Sabine Weiss

Invitée d'honneur des Confrontations Photo 2016
Sabine Weiss - mars 2016

© Yoann Tessier 2016

SABINE WEISS était présente à Gex pour évoquer avec le public sa longue carrière internationale, au travers d’une passionnante sélection de ses photographies

Sabine WEISS reçoit ses invités dans son petit appartement parisien, niché entre deux arbustes au fond d’une cour sombre. Franchir sa porte vous téléporte instantanément dans un autre monde où, autour de la table basse, chaque parcelle de mur est recouverte de livres, de tableaux et dessins, de reliques chrétiennes ou d’ex-voto.

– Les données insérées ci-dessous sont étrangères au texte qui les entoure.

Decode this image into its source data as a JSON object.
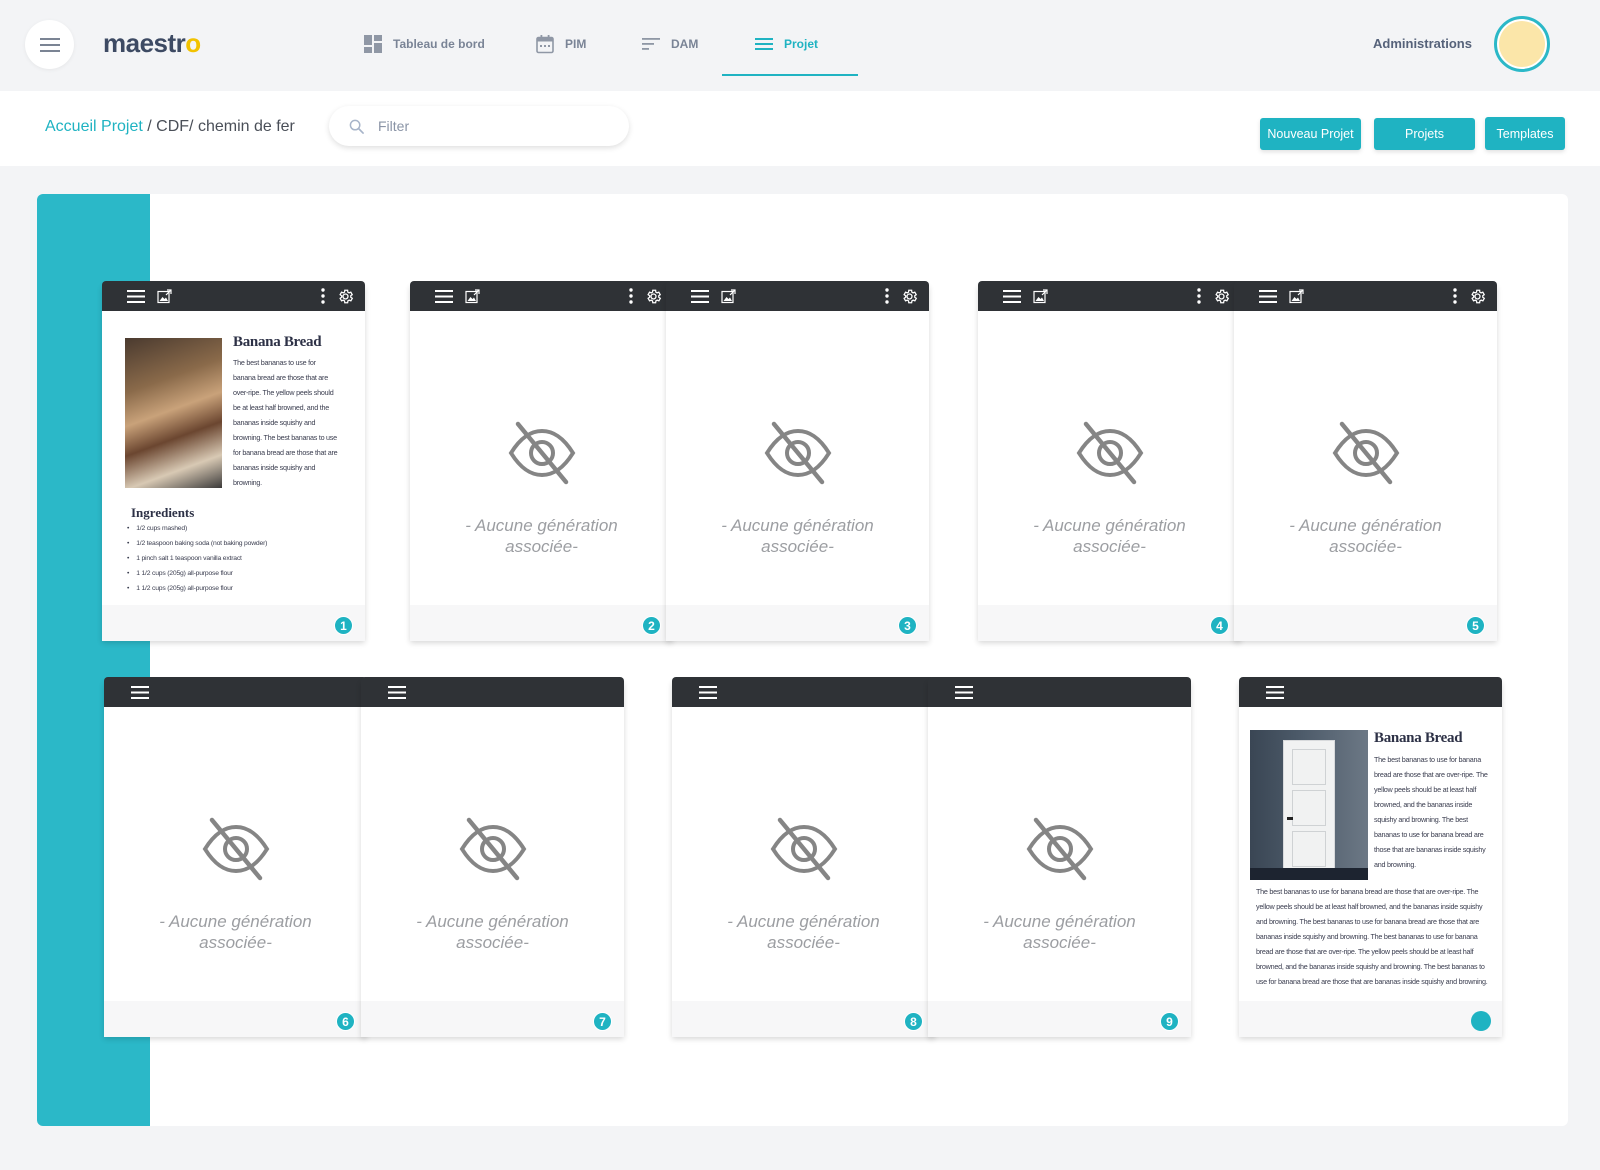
{
  "app": {
    "logo_main": "maestr",
    "logo_accent": "o"
  },
  "nav": {
    "items": [
      {
        "label": "Tableau de bord",
        "icon": "dashboard-icon"
      },
      {
        "label": "PIM",
        "icon": "calendar-icon"
      },
      {
        "label": "DAM",
        "icon": "sort-lines-icon"
      },
      {
        "label": "Projet",
        "icon": "list-icon",
        "active": true
      }
    ],
    "admin_label": "Administrations"
  },
  "breadcrumb": {
    "root": "Accueil Projet",
    "separator": " / ",
    "path": "CDF/ chemin de fer"
  },
  "filter": {
    "placeholder": "Filter",
    "value": ""
  },
  "actions": {
    "new_project": "Nouveau Projet",
    "projects": "Projets",
    "templates": "Templates"
  },
  "empty_text": "- Aucune génération associée-",
  "recipe": {
    "title": "Banana Bread",
    "body_1": "The best bananas to use for banana bread are those that are over-ripe. The yellow peels should be at least half browned, and the bananas inside squishy and browning. The best bananas to use for banana bread are those that are bananas inside squishy and browning.",
    "ingredients_title": "Ingredients",
    "ingredients": [
      "1/2 cups mashed)",
      "1/2 teaspoon baking soda (not baking powder)",
      "1 pinch salt 1 teaspoon vanilla extract",
      "1 1/2 cups (205g) all-purpose flour",
      "1 1/2 cups (205g) all-purpose flour"
    ],
    "body_2": "The best bananas to use for banana bread are those that are over-ripe. The yellow peels should be at least half browned, and the bananas inside squishy and browning. The best bananas to use for banana bread are those that are bananas inside squishy and browning.",
    "body_3": "The best bananas to use for banana bread are those that are over-ripe. The yellow peels should be at least half browned, and the bananas inside squishy and browning. The best bananas to use for banana bread are those that are bananas inside squishy and browning. The best bananas to use for banana bread are those that are over-ripe. The yellow peels should be at least half browned, and the bananas inside squishy and browning. The best bananas to use for banana bread are those that are bananas inside squishy and browning."
  },
  "pages": [
    {
      "number": "1",
      "content": "recipe"
    },
    {
      "number": "2",
      "content": "empty"
    },
    {
      "number": "3",
      "content": "empty"
    },
    {
      "number": "4",
      "content": "empty"
    },
    {
      "number": "5",
      "content": "empty"
    },
    {
      "number": "6",
      "content": "empty"
    },
    {
      "number": "7",
      "content": "empty"
    },
    {
      "number": "8",
      "content": "empty"
    },
    {
      "number": "9",
      "content": "empty"
    },
    {
      "number": "",
      "content": "recipe-door"
    }
  ],
  "colors": {
    "accent": "#1fb3c2",
    "toolbar": "#2f3236",
    "strip": "#2bb8c8",
    "logo_accent": "#f2c200"
  }
}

Ici des statues, là un bouquet, des meubles anciens, une cheminée, pas de photo… Un chat câlin vient vous saluer, tandis que la maîtresse de maison vous accueille avec son sourire bienveillant au milieu des souvenirs d’une longue vie où elle a glané tant d’objets, d’images, de rencontres.

Avant tout, Sabine WEISS vous questionne, s’enquiert de votre vie, de votre projet avec une simplicité touchante. On pense à Jean MOHR qui nous avait reçu de même chez lui à Genève, car au-delà de cette capacité d’accueil et d’écoute, on retrouve dans les images de ces deux photographes la même humanité et cette alchimie entre la maîtrise de la lumière, la recherche de la juste composition et les sujets si simples qu’un autre les aurait peut-être négligés. Sabine WEISS parle de sa jeunesse, non loin du Pays de Gex qu’elle connait bien, raconte ses débuts, tous les artistes qu’elle a rencontrés, modèles, amis, et son époux, Hugh WEISS, célèbre peintre américain qui partagea sa vie dès 1949.
Elle évoque bien sûr les photographes qu’elle admire : Doisneau ou Ronis, Lartigue qui magnifiait les siens au quotidien, tant d’autres…

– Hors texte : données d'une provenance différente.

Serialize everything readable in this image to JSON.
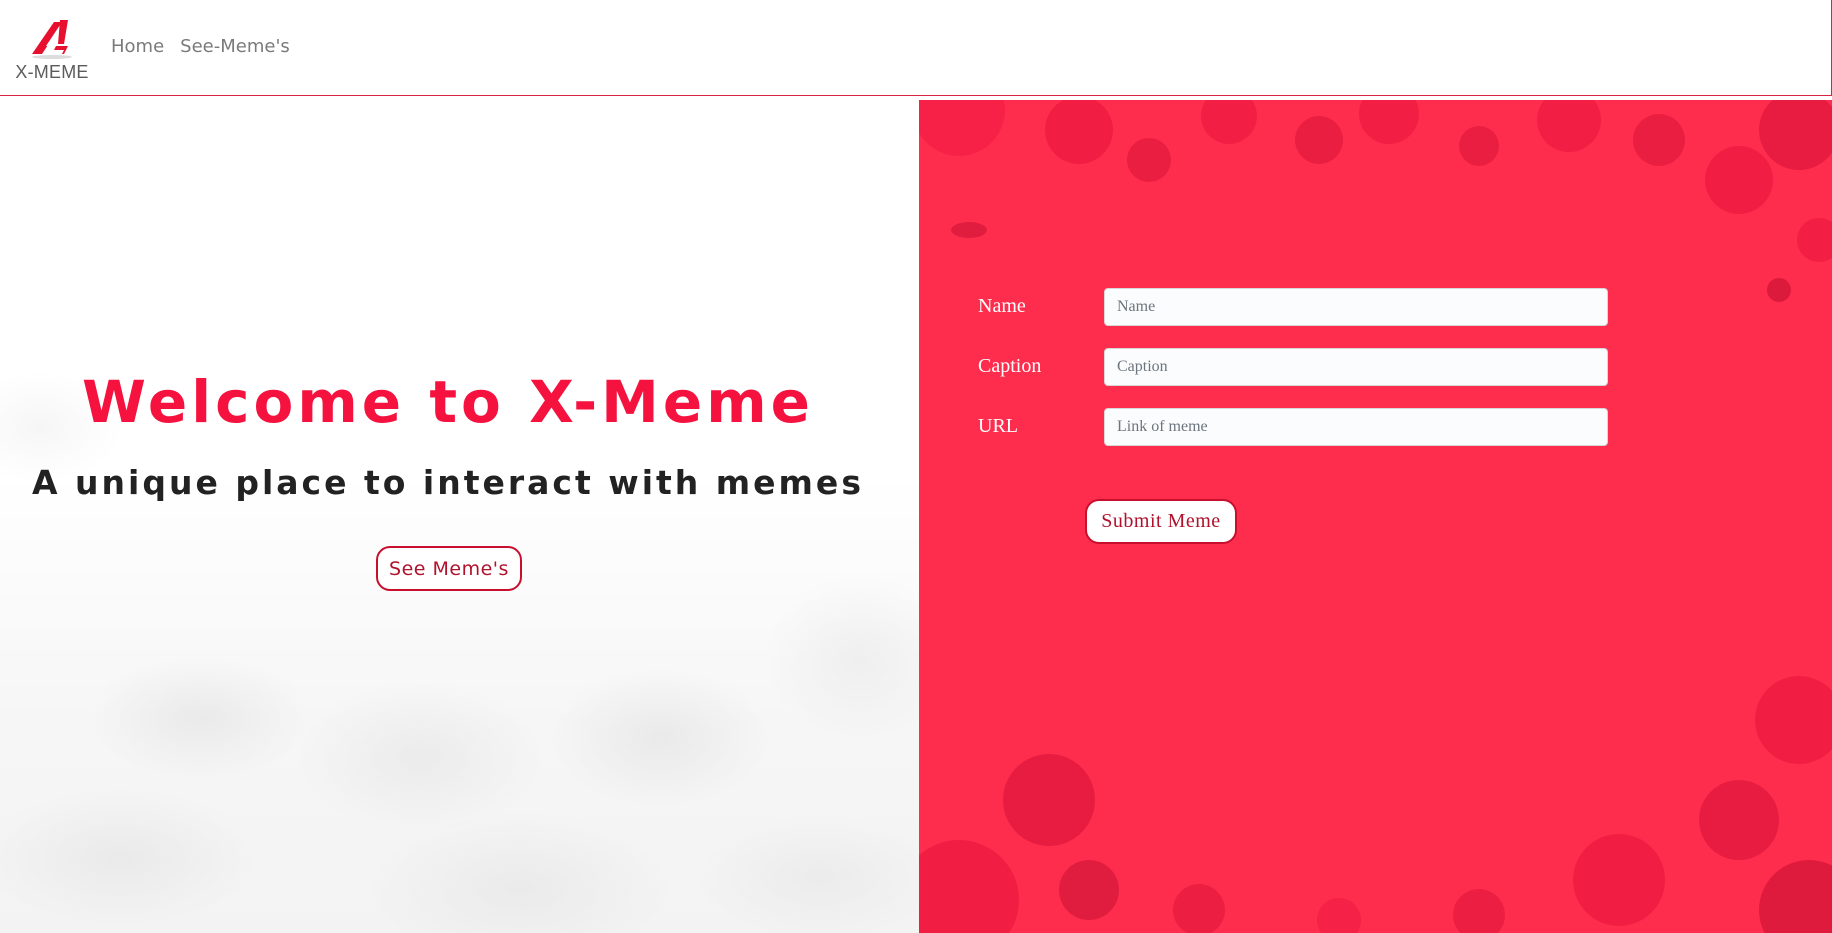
{
  "navbar": {
    "brand_text": "X-MEME",
    "links": [
      {
        "label": "Home"
      },
      {
        "label": "See-Meme's"
      }
    ]
  },
  "hero": {
    "title": "Welcome to X-Meme",
    "subtitle": "A unique place to interact with memes",
    "button_label": "See Meme's"
  },
  "form": {
    "fields": [
      {
        "label": "Name",
        "placeholder": "Name",
        "value": ""
      },
      {
        "label": "Caption",
        "placeholder": "Caption",
        "value": ""
      },
      {
        "label": "URL",
        "placeholder": "Link of meme",
        "value": ""
      }
    ],
    "submit_label": "Submit Meme"
  },
  "colors": {
    "accent": "#f5123f",
    "panel_bg": "#ff2d4d",
    "button_border": "#c8102e",
    "nav_border": "#d9233f"
  },
  "icons": {
    "logo": "x-meme-logo-icon"
  }
}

http://sabineweissphotographe.com/

© Sabine Weiss 2016

Quand à dix-sept ans, au bord du lac Léman, elle prend la décision de devenir photographe, Sabine WEISS ne sait pas que quatorze ans plus tard, trois de ses images seront sélectionnées par Edward Steichen pour intégrer « The Family of man » au MoMa de New-York. De cette légendaire exposition jusqu’à nos jours, elle n’a cessé de poser son regard profondément empathique, réellement plein d’affection, sur ceux qu’elle a croisés. Connue dans le monde entier pour son professionnalisme et sa grande rigueur technique, elle a été sollicitée par Vogue, Life, ou le New York Times avec qui elle a collaboré de longues années. Mais en marge de ses nombreux travaux pour les plus prestigieux magazines, elle a cueilli d’un continent à l’autre, comme au cours des promenades parisiennesqu’elle affectionne tant, les instants de vie de ses contemporains, des jeux d’enfants, des scènes champêtres et des rues animées, toujours « en passant » bien sûr. Là est son œuvre, là sont les fantastiques nocturnes autant que les portraits qui ont fait de ce pilier de l’agence Rapho l’une des figures majeures de la photo humaniste mondiale.

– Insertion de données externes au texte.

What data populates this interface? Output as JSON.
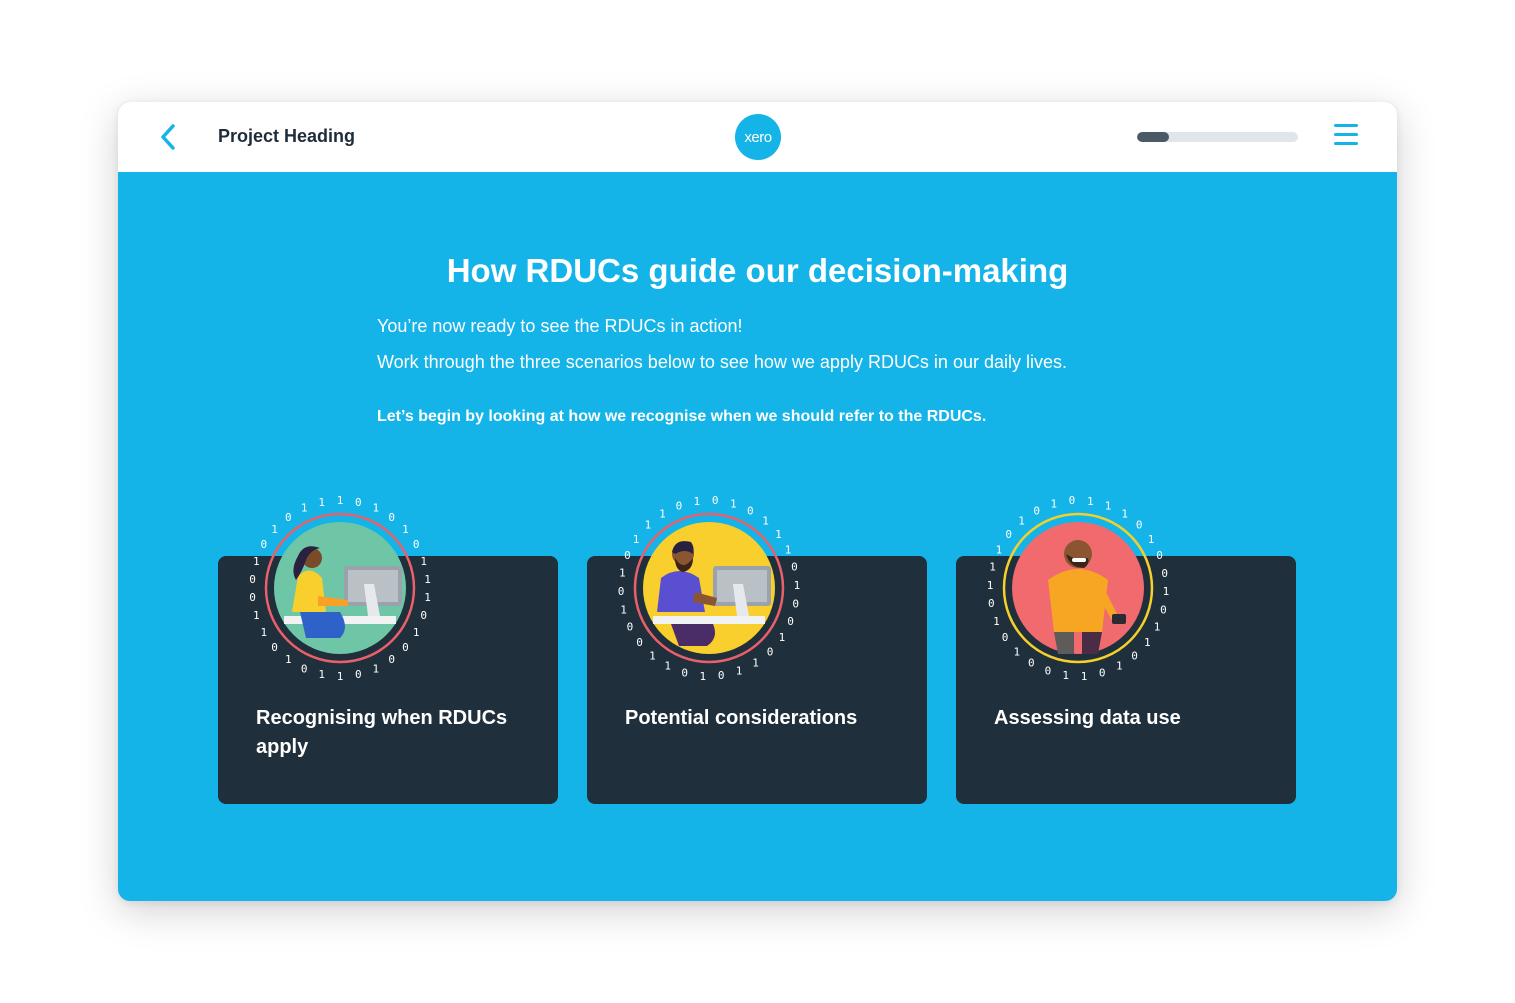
{
  "header": {
    "back_label": "Back",
    "project_heading": "Project Heading",
    "logo_text": "xero",
    "progress": 0.2,
    "menu_label": "Menu"
  },
  "main": {
    "title": "How RDUCs guide our decision-making",
    "intro_line1": "You’re now ready to see the RDUCs in action!",
    "intro_line2": "Work through the three scenarios below to see how we apply RDUCs in our daily lives.",
    "intro_bold": "Let’s begin by looking at how we recognise when we should refer to the RDUCs."
  },
  "cards": [
    {
      "label": "Recognising when RDUCs apply",
      "icon": "person-at-desk-icon",
      "accent": "#e9606a",
      "fill": "#6ec6a6"
    },
    {
      "label": "Potential considerations",
      "icon": "bearded-person-at-desk-icon",
      "accent": "#e9606a",
      "fill": "#f9cf2e"
    },
    {
      "label": "Assessing data use",
      "icon": "person-on-phone-icon",
      "accent": "#f5d02b",
      "fill": "#f06a6e"
    }
  ],
  "colors": {
    "brand": "#14b4e8",
    "card": "#1f2f3b",
    "text_dark": "#1f2d3a"
  }
}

Aujourd’hui Sabine WEISS ne photographie plus, mais ne cesse de penser image. « Je recadre sans arrêt !» dit-elle en évoquant des objets sur une table, une femme qui passe. Elle travaille beaucoup sur ses milliers de négatifs, à ses expositions, et avec patience, modestie et humour, se consacre admirablement à ceux qui la sollicitent, comme à Gex où elle sera présente pour évoquer trois quarts de siècle d’une vie d’images.

5 questions à Sabine Weiss

1La série qui sera exposée à Gex s’intitule « En passant ». Pourquoi ce titre ? Que regroupe cet ensemble de cinquante images ?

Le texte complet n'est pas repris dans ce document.